Bandung, CNN Indonesia --
Empat orang lansia terindikasi mengalami infeksi saluran pernapasan akut (ISPA) dan harus dilarikan ke Puskesmas Cidadap, Kota Bandung, akibat terpapar asap kebakaran lahan kosong.
Kebakaran lahan tempat pembuangan sampah sementara (TPS) itu terjadi sejak Senin (14/9) malam. Tak hanya empat lansia tersebut, total sebanyak 11 orang melaporkan kesehatannya terganggu imbas asap kebakaran.
"Sampai dengan saat ini sudah ada sekitar 11 orang warga masyarakat yang melaporkan kesehatannya ke posko dan empat di antaranya ISPA (akibat terpapar kena asap kebakaran)," ujar Camat Cidadap Maulana saat ditemui di lokasi kejadian, Selasa (15/9).
ADVERTISEMENT
SCROLL TO CONTINUE WITH CONTENT
Maulana mengatakan luas lahan yang terbakar mencapai lebih dari dua hektare lebih. Kebakaran terjadi pada Senin (14/9) sekira pukul 18.45 WIB. Kondisi lahan yang ada pada posisi lereng menyulitkan petugas untuk memadamkan api. Sudah 13 jam, titik api masih menyala. Ancaman longsor akibat tanah yang labil serta gas metan juga menjadi ancaman petugas.

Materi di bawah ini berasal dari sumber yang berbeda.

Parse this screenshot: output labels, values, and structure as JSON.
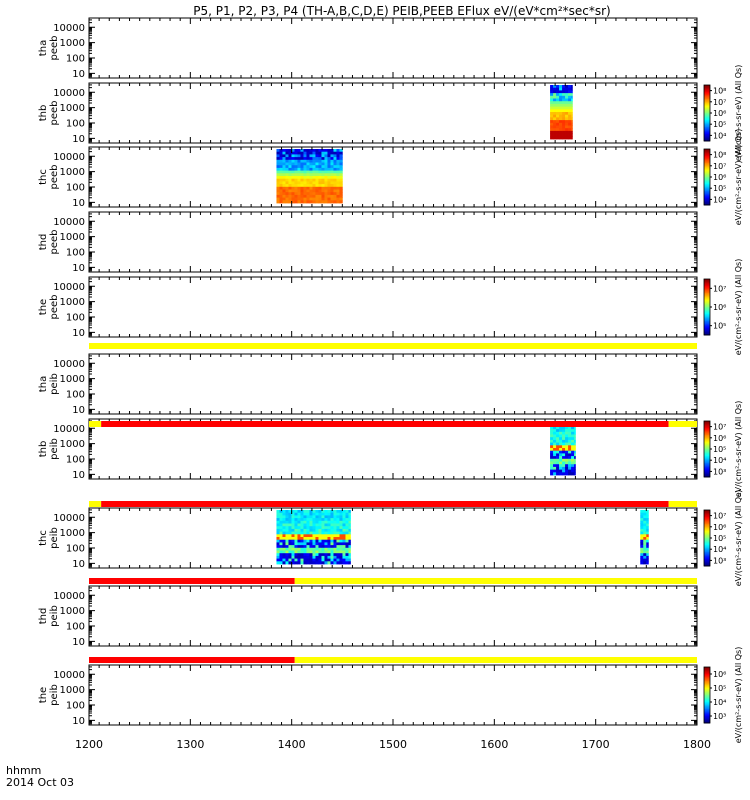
{
  "chart_data": {
    "type": "heatmap",
    "title": "P5, P1, P2, P3, P4 (TH-A,B,C,D,E) PEIB,PEEB EFlux eV/(eV*cm²*sec*sr)",
    "x_label_line1": "hhmm",
    "x_label_line2": "2014 Oct 03",
    "xlim": [
      1200,
      1800
    ],
    "x_ticks": [
      "1200",
      "1300",
      "1400",
      "1500",
      "1600",
      "1700",
      "1800"
    ],
    "y_scale": "log",
    "ylim": [
      5,
      40000
    ],
    "y_ticks": [
      "10",
      "100",
      "1000",
      "10000"
    ],
    "panels": [
      {
        "label": "tha\npeeb",
        "yticks": [
          "10",
          "100",
          "1000",
          "10000"
        ],
        "blocks": [],
        "colorbar": null
      },
      {
        "label": "thb\npeeb",
        "yticks": [
          "10",
          "100",
          "1000",
          "10000"
        ],
        "blocks": [
          {
            "x0": 1655,
            "x1": 1677,
            "profile": "peeb_b"
          }
        ],
        "colorbar": {
          "ticks": [
            "10⁴",
            "10⁵",
            "10⁶",
            "10⁷",
            "10⁸"
          ],
          "unit": "eV/(cm²-s-sr-eV)",
          "species": "(All Qs)"
        }
      },
      {
        "label": "thc\npeeb",
        "yticks": [
          "10",
          "100",
          "1000",
          "10000"
        ],
        "blocks": [
          {
            "x0": 1385,
            "x1": 1450,
            "profile": "peeb_c"
          }
        ],
        "colorbar": {
          "ticks": [
            "10⁴",
            "10⁵",
            "10⁶",
            "10⁷",
            "10⁸"
          ],
          "unit": "eV/(cm²-s-sr-eV)",
          "species": "(All Qs)"
        }
      },
      {
        "label": "thd\npeeb",
        "yticks": [
          "10",
          "100",
          "1000",
          "10000"
        ],
        "blocks": [],
        "colorbar": null
      },
      {
        "label": "the\npeeb",
        "yticks": [
          "10",
          "100",
          "1000",
          "10000"
        ],
        "blocks": [],
        "colorbar": {
          "ticks": [
            "10⁵",
            "10⁶",
            "10⁷"
          ],
          "unit": "eV/(cm²-s-sr-eV)",
          "species": "(All Qs)"
        }
      },
      {
        "label": "tha\npeib",
        "yticks": [
          "10",
          "100",
          "1000",
          "10000"
        ],
        "blocks": [],
        "colorbar": null
      },
      {
        "label": "thb\npeib",
        "yticks": [
          "10",
          "100",
          "1000",
          "10000"
        ],
        "blocks": [
          {
            "x0": 1655,
            "x1": 1680,
            "profile": "peib"
          }
        ],
        "colorbar": {
          "ticks": [
            "10³",
            "10⁴",
            "10⁵",
            "10⁶",
            "10⁷"
          ],
          "unit": "eV/(cm²-s-sr-eV)",
          "species": "(All Qs)"
        }
      },
      {
        "label": "thc\npeib",
        "yticks": [
          "10",
          "100",
          "1000",
          "10000"
        ],
        "blocks": [
          {
            "x0": 1385,
            "x1": 1458,
            "profile": "peib"
          },
          {
            "x0": 1744,
            "x1": 1752,
            "profile": "peib_narrow"
          }
        ],
        "colorbar": {
          "ticks": [
            "10³",
            "10⁴",
            "10⁵",
            "10⁶",
            "10⁷"
          ],
          "unit": "eV/(cm²-s-sr-eV)",
          "species": "(All Qs)"
        }
      },
      {
        "label": "thd\npeib",
        "yticks": [
          "10",
          "100",
          "1000",
          "10000"
        ],
        "blocks": [],
        "colorbar": null
      },
      {
        "label": "the\npeib",
        "yticks": [
          "10",
          "100",
          "1000",
          "10000"
        ],
        "blocks": [],
        "colorbar": {
          "ticks": [
            "10³",
            "10⁴",
            "10⁵",
            "10⁶"
          ],
          "unit": "eV/(cm²-s-sr-eV)",
          "species": "(All Qs)"
        }
      }
    ],
    "status_bars": [
      {
        "after_panel": 4,
        "segments": [
          {
            "x0": 1200,
            "x1": 1800,
            "color": "#ffff00"
          }
        ]
      },
      {
        "after_panel": 5,
        "segments": [
          {
            "x0": 1200,
            "x1": 1212,
            "color": "#ffff00"
          },
          {
            "x0": 1212,
            "x1": 1772,
            "color": "#ff0000"
          },
          {
            "x0": 1772,
            "x1": 1800,
            "color": "#ffff00"
          }
        ]
      },
      {
        "after_panel": 6,
        "segments": [
          {
            "x0": 1200,
            "x1": 1212,
            "color": "#ffff00"
          },
          {
            "x0": 1212,
            "x1": 1772,
            "color": "#ff0000"
          },
          {
            "x0": 1772,
            "x1": 1800,
            "color": "#ffff00"
          }
        ]
      },
      {
        "after_panel": 7,
        "segments": [
          {
            "x0": 1200,
            "x1": 1403,
            "color": "#ff0000"
          },
          {
            "x0": 1403,
            "x1": 1800,
            "color": "#ffff00"
          }
        ]
      },
      {
        "after_panel": 8,
        "segments": [
          {
            "x0": 1200,
            "x1": 1403,
            "color": "#ff0000"
          },
          {
            "x0": 1403,
            "x1": 1800,
            "color": "#ffff00"
          }
        ]
      }
    ],
    "colors": {
      "status_yellow": "#ffff00",
      "status_red": "#ff0000",
      "axis": "#000000"
    }
  }
}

"Dari semalam masih bau gas. Diduga gas metan," katanya.
Maulana menuturkan lebih dari 40 ribu liter dari mobil pemadam sudah digunakan untuk memadamkan api. Namun karena lokasi kebakaran berada di lereng gunung, menyebabkan angin kencang yang kembali memicu titik api.

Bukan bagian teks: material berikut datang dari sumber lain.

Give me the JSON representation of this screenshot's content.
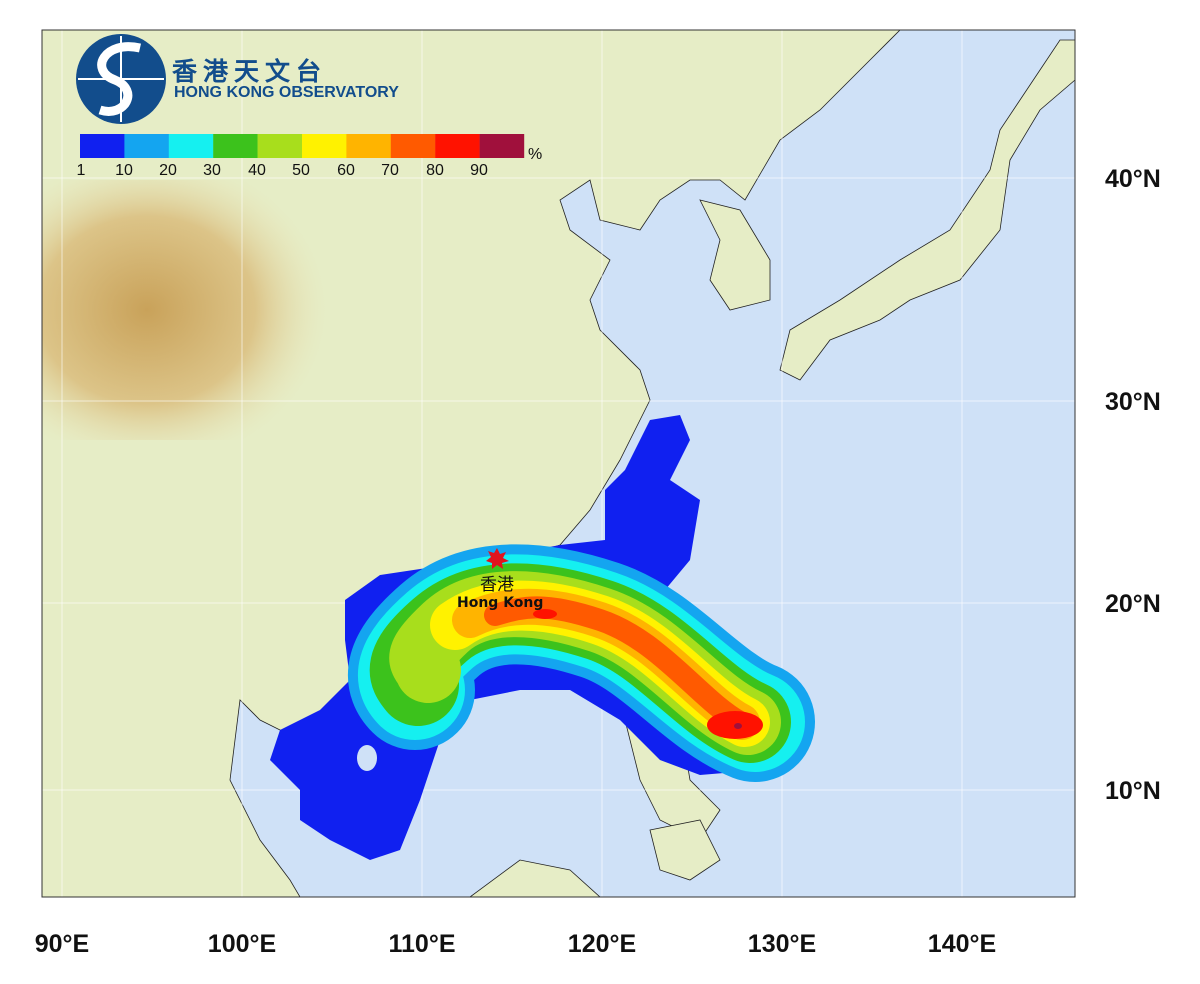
{
  "logo": {
    "chinese": "香港天文台",
    "english": "HONG KONG OBSERVATORY",
    "brand_color": "#124d8c"
  },
  "legend": {
    "unit": "%",
    "labels": [
      "1",
      "10",
      "20",
      "30",
      "40",
      "50",
      "60",
      "70",
      "80",
      "90"
    ],
    "colors": [
      "#1020f0",
      "#14a5f0",
      "#15f0f0",
      "#3cc21c",
      "#a8de1c",
      "#fff200",
      "#ffb400",
      "#ff5a00",
      "#ff1200",
      "#a0103c"
    ]
  },
  "map": {
    "latitude_labels": [
      "40°N",
      "30°N",
      "20°N",
      "10°N"
    ],
    "longitude_labels": [
      "90°E",
      "100°E",
      "110°E",
      "120°E",
      "130°E",
      "140°E"
    ],
    "marker": {
      "label_cn": "香港",
      "label_en": "Hong Kong",
      "icon": "star-burst-icon",
      "color": "#e0141e"
    },
    "ocean_color": "#cfe1f7",
    "land_color": "#e8efc8"
  }
}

"Dari informasi dan saksi, api itu berawal dari bawah lereng. Entah sengaja dibakar atau yang buang rokok, kita masih dalami penyebabnya," kata dia.
Kepulan asap pun berdampak ke rumah warga, sekolah yang ada di dekat lokasi kejadian serta Rumah Sakit Salamun, yang berjarak 100 meter dari lokasi kejadian.

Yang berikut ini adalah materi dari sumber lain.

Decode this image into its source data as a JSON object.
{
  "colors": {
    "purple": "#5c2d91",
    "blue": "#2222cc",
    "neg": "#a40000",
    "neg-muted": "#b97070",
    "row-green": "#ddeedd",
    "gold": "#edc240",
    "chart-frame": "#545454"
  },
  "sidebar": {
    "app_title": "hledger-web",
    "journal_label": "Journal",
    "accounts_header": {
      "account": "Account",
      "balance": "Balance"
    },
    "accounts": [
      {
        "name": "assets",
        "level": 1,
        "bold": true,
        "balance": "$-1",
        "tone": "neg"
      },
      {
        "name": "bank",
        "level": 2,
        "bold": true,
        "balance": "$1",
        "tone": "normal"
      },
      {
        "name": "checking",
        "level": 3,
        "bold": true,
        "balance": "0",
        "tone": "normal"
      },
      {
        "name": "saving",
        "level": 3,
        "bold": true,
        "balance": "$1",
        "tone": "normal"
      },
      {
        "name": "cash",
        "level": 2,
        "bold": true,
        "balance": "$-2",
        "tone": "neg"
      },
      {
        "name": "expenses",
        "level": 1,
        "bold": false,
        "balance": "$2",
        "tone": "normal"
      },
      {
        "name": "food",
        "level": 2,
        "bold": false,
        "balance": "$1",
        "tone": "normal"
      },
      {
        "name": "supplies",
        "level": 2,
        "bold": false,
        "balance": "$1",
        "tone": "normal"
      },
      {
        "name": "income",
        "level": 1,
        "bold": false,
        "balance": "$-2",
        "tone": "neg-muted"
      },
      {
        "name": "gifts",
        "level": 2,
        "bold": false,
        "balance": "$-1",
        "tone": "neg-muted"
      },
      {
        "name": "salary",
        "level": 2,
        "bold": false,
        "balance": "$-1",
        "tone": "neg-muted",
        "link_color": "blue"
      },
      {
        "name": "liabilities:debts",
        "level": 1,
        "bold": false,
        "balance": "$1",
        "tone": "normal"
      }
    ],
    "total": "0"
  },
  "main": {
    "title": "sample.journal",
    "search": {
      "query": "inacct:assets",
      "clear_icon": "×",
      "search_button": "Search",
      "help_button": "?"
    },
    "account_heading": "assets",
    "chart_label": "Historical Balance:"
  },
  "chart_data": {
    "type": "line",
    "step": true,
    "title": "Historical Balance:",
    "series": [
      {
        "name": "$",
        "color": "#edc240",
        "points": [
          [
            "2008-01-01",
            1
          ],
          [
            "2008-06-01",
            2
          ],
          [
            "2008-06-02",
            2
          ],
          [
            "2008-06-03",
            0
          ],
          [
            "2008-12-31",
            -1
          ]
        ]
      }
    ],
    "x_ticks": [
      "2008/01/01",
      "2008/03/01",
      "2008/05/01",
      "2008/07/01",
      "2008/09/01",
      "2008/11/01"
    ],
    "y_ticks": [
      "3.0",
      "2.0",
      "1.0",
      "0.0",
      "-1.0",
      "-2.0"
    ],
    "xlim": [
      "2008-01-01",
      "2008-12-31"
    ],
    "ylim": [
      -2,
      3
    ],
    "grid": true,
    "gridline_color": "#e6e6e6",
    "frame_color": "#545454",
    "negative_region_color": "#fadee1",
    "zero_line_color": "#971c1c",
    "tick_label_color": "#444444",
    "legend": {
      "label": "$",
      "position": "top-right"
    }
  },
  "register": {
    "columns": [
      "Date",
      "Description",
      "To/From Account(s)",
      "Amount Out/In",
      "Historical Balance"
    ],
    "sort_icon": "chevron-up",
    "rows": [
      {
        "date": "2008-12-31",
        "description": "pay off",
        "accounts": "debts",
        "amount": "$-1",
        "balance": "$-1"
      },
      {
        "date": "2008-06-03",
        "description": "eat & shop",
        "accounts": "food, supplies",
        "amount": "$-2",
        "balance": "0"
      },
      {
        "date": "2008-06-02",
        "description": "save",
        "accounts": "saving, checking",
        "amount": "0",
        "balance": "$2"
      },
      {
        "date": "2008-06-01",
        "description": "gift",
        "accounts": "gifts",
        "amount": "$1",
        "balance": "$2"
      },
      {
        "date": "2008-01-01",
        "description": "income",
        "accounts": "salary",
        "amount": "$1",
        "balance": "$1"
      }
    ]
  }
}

"Asap itu dari kemarin kumpulan asap itu masuk ke wilayah warga. Termasuk ke sekolah. Bahkan ke titik ke Rumah Sakit Salamun," ucapnya.
Mitigasi sementara yang dilakukan Forkompimcam Cidadap yakni membangun posko kesehatan juga posko pengungsian untuk warga yang terdampak.
"Kami juga kerja sama dengan kepala sekolah SMP 52 karena di bawah ada sekolah, agar anak-anaknya dalam kegiatan KBM hari ini menggunakan masker," katanya.
Maulana menyebut kebakaran ini bukan kali pertama. Sebelumnya kebakaran di lahan tersebut pernah beberapa kali terjadi dan membutuhkan pemadamannya hingga lebih dari tiga hari.
"Makanya hari ini dari pemadam all out, gimana caranya supaya tidak kecolongan lagi (ada titik api yang tidak dipadamkan). Ini kita sengaja kolaborasi ya biar cepat gitu," ucapnya.